Transcriptome-wide analysis of epitranscriptome and translational efficiency associated with heterosis in maize

Heterosis has been extensively utilized to increase productivity in crops, yet the underlying molecular mechanisms remain largely elusive. Here, we generated transcriptome-wide profiles of mRNA abundance, m(6)A methylation, and translational efficiency from the maize F(1) hybrid B73×Mo17 and its two parental lines to ascertain the contribution of each regulatory layer to heterosis at the seedling stage. We documented that although the global abundance and distribution of m(6)A remained unchanged, a greater number of genes had gained an m(6)A modification in the hybrid. Superior variations were observed at the m(6)A modification and translational efficiency levels when compared with mRNA abundance between the hybrid and parents. In the hybrid, the vast majority of genes with m(6)A modification exhibited a non-additive expression pattern, the percentage of which was much higher than that at levels of mRNA abundance and translational efficiency. Non-additive genes involved in different biological processes were hierarchically coordinated by discrete combinations of three regulatory layers.

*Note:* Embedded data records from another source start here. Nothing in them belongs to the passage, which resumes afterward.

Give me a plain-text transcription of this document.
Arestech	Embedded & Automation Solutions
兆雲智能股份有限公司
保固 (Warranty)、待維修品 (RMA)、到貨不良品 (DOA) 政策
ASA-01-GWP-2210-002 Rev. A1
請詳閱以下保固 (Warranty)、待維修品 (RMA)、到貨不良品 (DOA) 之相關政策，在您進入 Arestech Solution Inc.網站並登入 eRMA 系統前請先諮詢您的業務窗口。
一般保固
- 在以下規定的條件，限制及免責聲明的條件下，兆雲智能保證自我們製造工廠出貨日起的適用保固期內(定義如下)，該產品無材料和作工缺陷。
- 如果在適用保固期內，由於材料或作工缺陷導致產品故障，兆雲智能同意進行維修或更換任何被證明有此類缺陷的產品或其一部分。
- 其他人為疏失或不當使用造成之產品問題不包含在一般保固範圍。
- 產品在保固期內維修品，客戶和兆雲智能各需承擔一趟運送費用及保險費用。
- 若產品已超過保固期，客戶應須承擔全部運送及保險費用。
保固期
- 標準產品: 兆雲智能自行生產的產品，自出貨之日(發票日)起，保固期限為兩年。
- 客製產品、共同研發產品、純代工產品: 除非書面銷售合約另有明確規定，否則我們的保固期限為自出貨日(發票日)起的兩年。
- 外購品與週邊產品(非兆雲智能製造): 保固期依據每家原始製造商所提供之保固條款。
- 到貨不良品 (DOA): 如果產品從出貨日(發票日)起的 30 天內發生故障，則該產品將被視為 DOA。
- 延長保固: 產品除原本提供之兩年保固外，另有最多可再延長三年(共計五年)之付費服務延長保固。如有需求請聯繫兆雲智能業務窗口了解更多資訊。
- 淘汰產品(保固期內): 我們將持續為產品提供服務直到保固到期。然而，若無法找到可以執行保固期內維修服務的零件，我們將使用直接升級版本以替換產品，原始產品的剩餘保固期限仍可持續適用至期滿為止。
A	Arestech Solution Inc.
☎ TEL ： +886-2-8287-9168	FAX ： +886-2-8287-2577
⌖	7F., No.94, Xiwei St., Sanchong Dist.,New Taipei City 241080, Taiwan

These findings suggest that transcriptional and post-transcriptional regulation of gene expression make distinct contributions to heterosis in hybrid maize. Overall, this integrated multi-omics analysis provides a valuable portfolio for interpreting transcriptional and post-transcriptional regulation of gene expression in hybrid maize, and paves the way for exploring molecular mechanisms underlying hybrid vigor.